As shown in the graph below, bycatch has actually gone up significantly in recent years in area 4CDE as targeted fishery catch has declined significantly.

Credit: IPHC

Yet groundfish companies told Undercurrent the need to reduce bycatch in area 4CDE was not communicated to the groundfish sector, and it is possible the bycatch in this area would not have been as large had they known to avoid it.

On the other hand, the argument that overall bycatch can't be reduced much is widespread. Like the Alaska Seafood Cooperative, the Groundfish Forum argues deck sorting is an "experimental, non-regulatory tool" and limited in its ability to create more gains.

“Because excluders and deck sorting both target larger halibut, the extent to which deck sorting creates additional savings beyond what is achieved by excluder use is not known at this time," the forum said, in its briefing.

The O’Hara Corporation, meanwhile, has taken the approach of simply attacking the bycatch reduction proposals on principal.

“An economic allocation that will provide major economic impacts to one sector of the fishery, to provide marginal benefits to another (as described below) flies in the face of fairness and equity and, given that there is no compelling justification in the FMP’s objectives, violates National Standard 4,” the company’s law firm, Kelley Drye & Warren LLP, wrote in a letter to NPFMC chair Dan Hull.

The NPFMC also showed a huge negative financial impact on groundfish in trade for merely modest gains for halibut in its initial review of the bycatch cuts.

However, NPFMC staff member Diana Evans told Undercurrent the NPFMC is tweaking this analysis now in its update to the initial review, and financial impacts will be updated. Also, it is adding much more information on the impacts to communicates in the update.
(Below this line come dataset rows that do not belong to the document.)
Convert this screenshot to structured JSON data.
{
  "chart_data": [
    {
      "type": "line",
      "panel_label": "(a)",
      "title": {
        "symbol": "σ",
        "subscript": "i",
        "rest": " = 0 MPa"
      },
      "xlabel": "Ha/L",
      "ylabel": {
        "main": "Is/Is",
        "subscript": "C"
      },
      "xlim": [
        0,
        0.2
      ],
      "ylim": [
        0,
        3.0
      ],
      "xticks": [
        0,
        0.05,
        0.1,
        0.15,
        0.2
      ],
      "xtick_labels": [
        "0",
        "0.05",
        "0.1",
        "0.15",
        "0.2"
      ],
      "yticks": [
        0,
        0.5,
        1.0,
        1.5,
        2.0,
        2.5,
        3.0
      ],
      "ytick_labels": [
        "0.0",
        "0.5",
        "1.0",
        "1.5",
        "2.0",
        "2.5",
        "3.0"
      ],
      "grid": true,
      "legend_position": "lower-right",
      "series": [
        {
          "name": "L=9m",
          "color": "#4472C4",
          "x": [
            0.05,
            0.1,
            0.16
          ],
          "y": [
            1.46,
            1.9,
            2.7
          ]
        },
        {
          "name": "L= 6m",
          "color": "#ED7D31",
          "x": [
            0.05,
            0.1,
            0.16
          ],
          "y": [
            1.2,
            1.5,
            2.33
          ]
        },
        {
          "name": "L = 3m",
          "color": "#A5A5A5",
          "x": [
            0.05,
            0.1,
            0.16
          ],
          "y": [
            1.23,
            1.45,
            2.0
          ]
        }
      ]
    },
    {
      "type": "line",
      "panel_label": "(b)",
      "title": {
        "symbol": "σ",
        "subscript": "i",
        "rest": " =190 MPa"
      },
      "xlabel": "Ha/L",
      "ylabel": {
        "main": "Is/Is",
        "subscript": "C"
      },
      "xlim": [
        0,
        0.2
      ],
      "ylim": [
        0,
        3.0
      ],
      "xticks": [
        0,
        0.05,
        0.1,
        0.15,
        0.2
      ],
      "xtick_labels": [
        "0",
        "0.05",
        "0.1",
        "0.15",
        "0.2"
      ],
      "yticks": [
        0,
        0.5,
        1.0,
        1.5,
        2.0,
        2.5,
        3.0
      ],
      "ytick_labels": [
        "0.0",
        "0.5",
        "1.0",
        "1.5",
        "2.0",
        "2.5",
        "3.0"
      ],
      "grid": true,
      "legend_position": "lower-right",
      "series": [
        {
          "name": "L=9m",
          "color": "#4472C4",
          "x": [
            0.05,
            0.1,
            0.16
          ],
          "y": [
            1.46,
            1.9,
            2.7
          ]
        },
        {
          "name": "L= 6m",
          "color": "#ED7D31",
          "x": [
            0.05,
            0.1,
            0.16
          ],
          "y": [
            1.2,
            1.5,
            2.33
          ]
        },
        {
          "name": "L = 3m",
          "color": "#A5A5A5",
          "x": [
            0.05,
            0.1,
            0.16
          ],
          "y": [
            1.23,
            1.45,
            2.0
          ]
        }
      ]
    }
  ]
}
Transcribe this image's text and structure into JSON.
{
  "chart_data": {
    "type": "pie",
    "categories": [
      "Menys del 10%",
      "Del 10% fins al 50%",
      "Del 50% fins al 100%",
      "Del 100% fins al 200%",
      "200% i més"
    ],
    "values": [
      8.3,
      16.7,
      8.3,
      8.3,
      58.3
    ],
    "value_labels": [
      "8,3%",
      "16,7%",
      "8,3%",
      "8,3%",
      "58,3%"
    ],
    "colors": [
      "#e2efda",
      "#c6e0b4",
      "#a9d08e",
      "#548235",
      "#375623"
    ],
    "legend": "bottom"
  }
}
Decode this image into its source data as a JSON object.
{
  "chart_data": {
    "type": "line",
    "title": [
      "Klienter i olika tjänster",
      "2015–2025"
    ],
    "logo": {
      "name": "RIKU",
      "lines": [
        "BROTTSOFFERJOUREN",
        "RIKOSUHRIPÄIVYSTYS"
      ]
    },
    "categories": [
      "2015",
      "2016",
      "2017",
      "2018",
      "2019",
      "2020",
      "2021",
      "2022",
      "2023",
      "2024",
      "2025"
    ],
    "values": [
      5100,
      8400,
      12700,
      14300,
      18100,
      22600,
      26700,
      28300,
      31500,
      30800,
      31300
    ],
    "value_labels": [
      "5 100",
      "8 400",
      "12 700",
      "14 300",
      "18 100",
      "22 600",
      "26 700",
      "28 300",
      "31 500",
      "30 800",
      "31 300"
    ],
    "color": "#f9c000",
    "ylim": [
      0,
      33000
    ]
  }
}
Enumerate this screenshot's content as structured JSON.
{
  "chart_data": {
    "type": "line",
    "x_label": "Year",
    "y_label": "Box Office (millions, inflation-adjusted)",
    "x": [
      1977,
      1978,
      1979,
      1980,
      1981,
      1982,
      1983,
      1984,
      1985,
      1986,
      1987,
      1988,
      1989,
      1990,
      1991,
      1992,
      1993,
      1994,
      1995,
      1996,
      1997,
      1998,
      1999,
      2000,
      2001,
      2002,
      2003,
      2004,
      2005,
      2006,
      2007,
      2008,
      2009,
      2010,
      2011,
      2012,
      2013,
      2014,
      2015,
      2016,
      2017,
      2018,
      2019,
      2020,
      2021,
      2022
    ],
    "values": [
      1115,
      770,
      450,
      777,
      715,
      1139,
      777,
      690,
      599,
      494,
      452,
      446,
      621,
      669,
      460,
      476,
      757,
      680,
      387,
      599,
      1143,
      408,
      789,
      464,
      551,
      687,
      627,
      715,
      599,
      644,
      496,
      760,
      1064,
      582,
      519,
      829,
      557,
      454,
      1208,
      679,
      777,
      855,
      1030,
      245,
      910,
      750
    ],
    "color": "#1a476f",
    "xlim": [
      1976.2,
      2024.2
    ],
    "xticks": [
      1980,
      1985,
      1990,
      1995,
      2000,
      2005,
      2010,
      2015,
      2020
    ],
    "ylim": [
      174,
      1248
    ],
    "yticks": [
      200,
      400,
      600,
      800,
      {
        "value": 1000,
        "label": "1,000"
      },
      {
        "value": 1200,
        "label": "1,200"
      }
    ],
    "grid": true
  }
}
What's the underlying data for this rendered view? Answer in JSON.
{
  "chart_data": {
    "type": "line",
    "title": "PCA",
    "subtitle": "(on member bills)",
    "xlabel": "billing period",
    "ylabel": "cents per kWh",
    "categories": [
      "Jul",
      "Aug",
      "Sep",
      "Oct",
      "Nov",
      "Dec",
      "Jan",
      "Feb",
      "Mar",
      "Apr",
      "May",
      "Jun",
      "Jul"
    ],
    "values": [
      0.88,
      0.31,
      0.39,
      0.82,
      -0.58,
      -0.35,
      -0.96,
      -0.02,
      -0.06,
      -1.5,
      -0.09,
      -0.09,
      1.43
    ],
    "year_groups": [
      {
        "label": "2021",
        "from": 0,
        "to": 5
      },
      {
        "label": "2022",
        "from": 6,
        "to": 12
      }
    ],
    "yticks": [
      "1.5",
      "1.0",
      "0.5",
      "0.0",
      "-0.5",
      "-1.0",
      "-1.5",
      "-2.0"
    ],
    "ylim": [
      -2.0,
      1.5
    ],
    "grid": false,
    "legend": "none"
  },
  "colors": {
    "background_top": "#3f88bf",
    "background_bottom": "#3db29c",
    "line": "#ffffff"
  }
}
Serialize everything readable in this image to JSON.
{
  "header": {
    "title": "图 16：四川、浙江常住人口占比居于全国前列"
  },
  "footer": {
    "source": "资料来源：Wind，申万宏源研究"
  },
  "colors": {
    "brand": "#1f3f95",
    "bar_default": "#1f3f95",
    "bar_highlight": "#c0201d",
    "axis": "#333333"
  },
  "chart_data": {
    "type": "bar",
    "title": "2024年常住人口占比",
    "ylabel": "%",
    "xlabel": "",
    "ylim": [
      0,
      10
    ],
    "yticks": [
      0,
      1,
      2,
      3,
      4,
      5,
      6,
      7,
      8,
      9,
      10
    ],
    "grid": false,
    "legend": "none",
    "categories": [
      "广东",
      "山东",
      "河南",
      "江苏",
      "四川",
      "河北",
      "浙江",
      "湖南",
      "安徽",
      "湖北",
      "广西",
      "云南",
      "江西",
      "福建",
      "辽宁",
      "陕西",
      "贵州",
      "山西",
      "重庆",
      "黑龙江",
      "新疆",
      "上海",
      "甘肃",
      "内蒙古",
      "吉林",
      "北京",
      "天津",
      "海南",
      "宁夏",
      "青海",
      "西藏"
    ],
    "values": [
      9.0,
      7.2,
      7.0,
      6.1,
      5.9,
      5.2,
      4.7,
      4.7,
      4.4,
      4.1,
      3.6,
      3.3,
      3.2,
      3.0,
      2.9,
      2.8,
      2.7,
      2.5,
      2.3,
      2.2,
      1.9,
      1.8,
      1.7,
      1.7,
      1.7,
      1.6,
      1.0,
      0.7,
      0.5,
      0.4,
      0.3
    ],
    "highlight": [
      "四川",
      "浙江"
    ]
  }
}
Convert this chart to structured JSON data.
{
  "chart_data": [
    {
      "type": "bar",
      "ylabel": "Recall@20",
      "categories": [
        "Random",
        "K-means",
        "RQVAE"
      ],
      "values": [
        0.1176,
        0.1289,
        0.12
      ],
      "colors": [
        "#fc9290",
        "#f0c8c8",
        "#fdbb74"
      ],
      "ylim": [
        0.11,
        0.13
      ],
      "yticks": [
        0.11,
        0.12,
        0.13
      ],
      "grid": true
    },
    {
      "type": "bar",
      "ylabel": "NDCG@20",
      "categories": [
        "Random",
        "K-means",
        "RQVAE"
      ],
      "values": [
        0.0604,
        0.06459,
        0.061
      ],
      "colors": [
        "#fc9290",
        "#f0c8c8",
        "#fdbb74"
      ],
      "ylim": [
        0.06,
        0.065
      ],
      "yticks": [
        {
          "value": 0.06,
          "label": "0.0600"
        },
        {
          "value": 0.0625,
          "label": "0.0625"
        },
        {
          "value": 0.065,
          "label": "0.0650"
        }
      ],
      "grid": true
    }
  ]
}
This will include both communities in Alaska dependent upon halibut fishery as well as the communities in Washington state that depend upon the groundfish fishery. O’Hara Corporation emphasizes the need for the latter in its letter.

A high stakes debate

Whatever comes of these arguments, the stakes are high. As Undercurrent reported previously, the Amendment 80 fleet – the biggest contributor to bycatch – anticipates a bycatch cap reduction ranging from 10% to 60%, the latter of which could result in as much as a 60% reduction in revenue on average over the course of several years for fleet member Fishermen’s Finest, according to an estimation the company shared with Undercurrent in March.

Another Amendment 80 sector source told Undercurrent the company is still tabulating the expected impacts but expects that they will have little ability to cut bycatch without severe cuts to directed catch. Some of the species most impacted would be cod, yellowfin sole and Alaska plaice, sources said.

What exactly the economic impacts would be industry-wide is one of many points at the heart of this complex issue – and there are many – that NPFMC staffers and analysts at Northern Economics are working to quantify now as they augment the NPFMC’s 302-page initial review in preparation for June.

Northern Economics’ focus is the impact of having more small fish remain in the fishery over time.

There is then a benefit to the fishery for those that survive, as they are able to reproduce.

“We’re going to estimate the value of those fish,” Northern Economics' Marcus Hartley told Undercurrent, adding that the overall benefit to the fishery from this will not be drastic but “it will certainly make some difference".